Ulinov had done her a favor. Ulinov had made it all too clear where she stood in this place.

“The army’s sending another plane to California!” Aiko blurted, before Ruth could say anything else. “The guy who built the locust is still alive.”

Vernon’s eyebrows went up but Ruth didn’t bother to contain a rude sound. “Hah.” Already this mystery man had gone from being a member of the research team to the lead designer, and so the rumor would grow.

“I hope it really is him,” she said.

* * * *

Hurrying to James’s office took most of her strength. If he’d been on a different floor, Ruth would have needed to sit and rest. She had been in physical therapy for six days now, mere stretching at first, then light weights and a treadmill. She hated to break up her afternoons but recognized that she’d better rebuild her stamina if she was going to be mentally effective for more than a few hours at a time.

“Not now—” James called as she pushed through his door.

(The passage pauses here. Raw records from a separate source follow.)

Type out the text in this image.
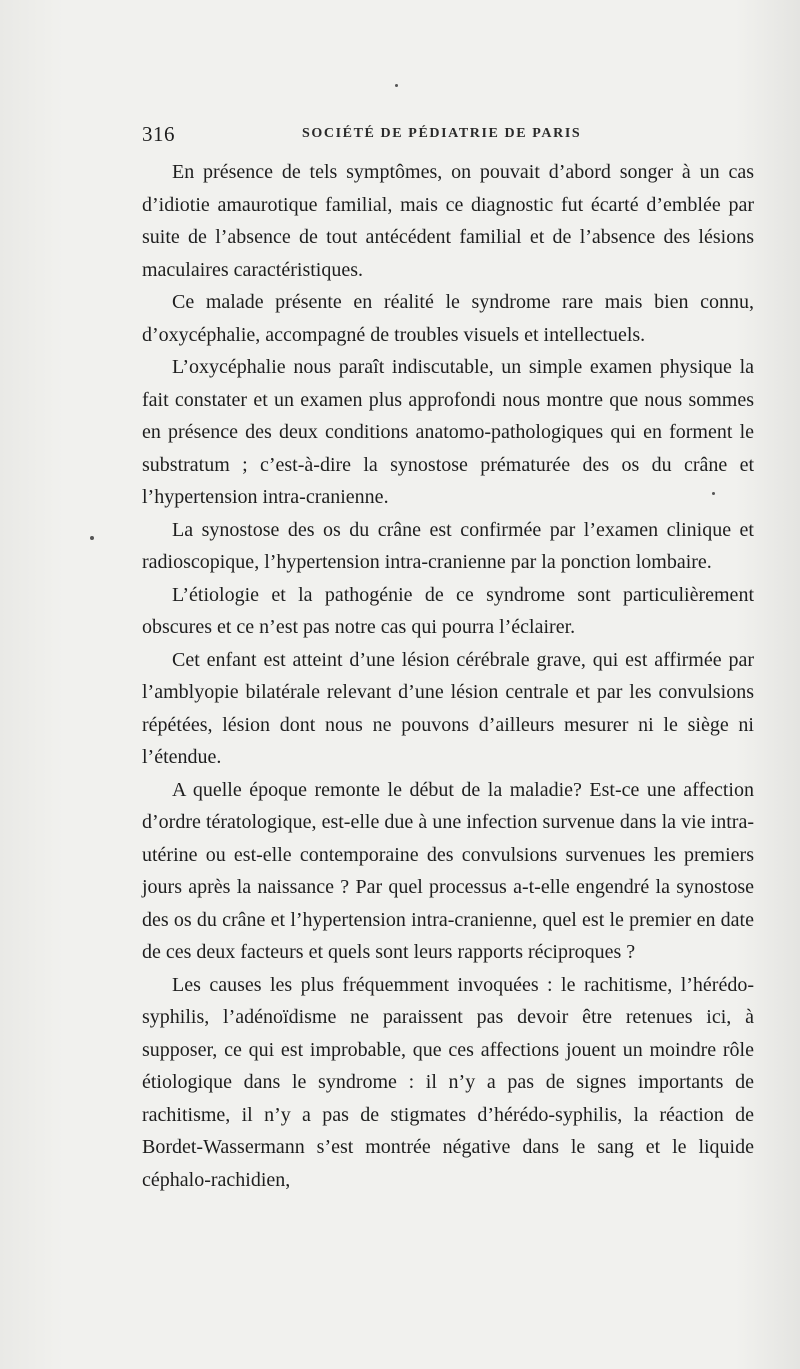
316	SOCIÉTÉ DE PÉDIATRIE DE PARIS

En présence de tels symptômes, on pouvait d’abord songer à un cas d’idiotie amaurotique familial, mais ce diagnostic fut écarté d’emblée par suite de l’absence de tout antécédent familial et de l’absence des lésions maculaires caractéristiques.

Ce malade présente en réalité le syndrome rare mais bien connu, d’oxycéphalie, accompagné de troubles visuels et intellectuels.

L’oxycéphalie nous paraît indiscutable, un simple examen physique la fait constater et un examen plus approfondi nous montre que nous sommes en présence des deux conditions anatomo-pathologiques qui en forment le substratum ; c’est-à-dire la synostose prématurée des os du crâne et l’hypertension intra-cranienne.

La synostose des os du crâne est confirmée par l’examen clinique et radioscopique, l’hypertension intra-cranienne par la ponction lombaire.

L’étiologie et la pathogénie de ce syndrome sont particulièrement obscures et ce n’est pas notre cas qui pourra l’éclairer.

Cet enfant est atteint d’une lésion cérébrale grave, qui est affirmée par l’amblyopie bilatérale relevant d’une lésion centrale et par les convulsions répétées, lésion dont nous ne pouvons d’ailleurs mesurer ni le siège ni l’étendue.

A quelle époque remonte le début de la maladie? Est-ce une affection d’ordre tératologique, est-elle due à une infection survenue dans la vie intra-utérine ou est-elle contemporaine des convulsions survenues les premiers jours après la naissance ? Par quel processus a-t-elle engendré la synostose des os du crâne et l’hypertension intra-cranienne, quel est le premier en date de ces deux facteurs et quels sont leurs rapports réciproques ?

Les causes les plus fréquemment invoquées : le rachitisme, l’hérédo-syphilis, l’adénoïdisme ne paraissent pas devoir être retenues ici, à supposer, ce qui est improbable, que ces affections jouent un moindre rôle étiologique dans le syndrome : il n’y a pas de signes importants de rachitisme, il n’y a pas de stigmates d’hérédo-syphilis, la réaction de Bordet-Wassermann s’est montrée négative dans le sang et le liquide céphalo-rachidien,
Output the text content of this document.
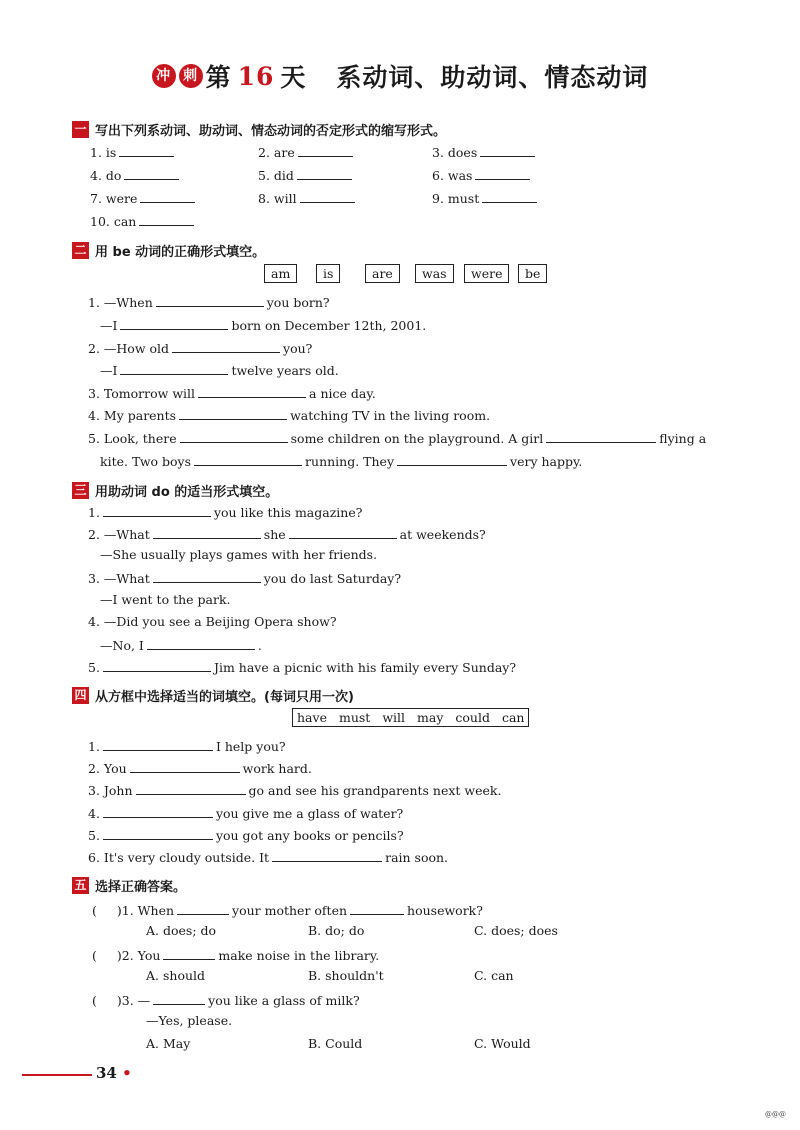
冲 刺 第 16 天 系动词、助动词、情态动词
一 写出下列系动词、助动词、情态动词的否定形式的缩写形式。
1. is	2. are	3. does
4. do	5. did	6. was
7. were	8. will	9. must
10. can
二 用 be 动词的正确形式填空。
am	is	are	was	were	be
1. —When	you born?
—I	born on December 12th, 2001.
2. —How old	you?
—I	twelve years old.
3. Tomorrow will	a nice day.
4. My parents	watching TV in the living room.
5. Look, there	some children on the playground. A girl	flying a
kite. Two boys	running. They	very happy.
三 用助动词 do 的适当形式填空。
1.	you like this magazine?
2. —What	she	at weekends?
—She usually plays games with her friends.
3. —What	you do last Saturday?
—I went to the park.
4. —Did you see a Beijing Opera show?
—No, I	.
5.	Jim have a picnic with his family every Sunday?
四 从方框中选择适当的词填空。(每词只用一次)
have must will may could can
1.	I help you?
2. You	work hard.
3. John	go and see his grandparents next week.
4.	you give me a glass of water?
5.	you got any books or pencils?
6. It's very cloudy outside. It	rain soon.
五 选择正确答案。
( )1. When	your mother often	housework?
A. does; do	B. do; do	C. does; does
( )2. You	make noise in the library.
A. should	B. shouldn't	C. can
( )3. —	you like a glass of milk?
—Yes, please.
A. May	B. Could	C. Would
34 •
@@@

He was at his desk, spine straight, hands clasped together among the few papers set before him.

Senator Kendricks sat in the only other chair, also stiffly. “Well, speak of the devil,” he said, turning his head and his white cowboy hat.

Beyond them was a gorgeous day, a clean blue sky and the near horizon of snow-topped peaks. The windows in the labs were all boarded over, and Ruth still felt confused whenever she walked in here during the day and found a rectangular hole in the wall full of sunshine and mountains.

“Dr. Goldman,” James said. His formal tone was a warning. “My office has a door for a reason.”

“No, no.” Kendricks waved her in. “Might as well get her side of it.” He stood, gesturing to his chair. “Please. I know you’re still getting your legs back.”

She didn’t object. Let him do this tiny favor. Were they talking about California?

“Missed you the other day,” Kendricks said.

Ruth smiled, a loathsome new reflex. She found herself being more and more false. “I hear it went great.”

There had been a parade after all, two days ago, but Major Hernandez suggested it wasn’t worth the risk of driving her into town and Ruth was glad not to waste the time. She was glad, too, to avoid Ulinov and Gus and Deb. It would have been satisfying to thank Bill Wallace personally, but he had yet to be released from the hospital.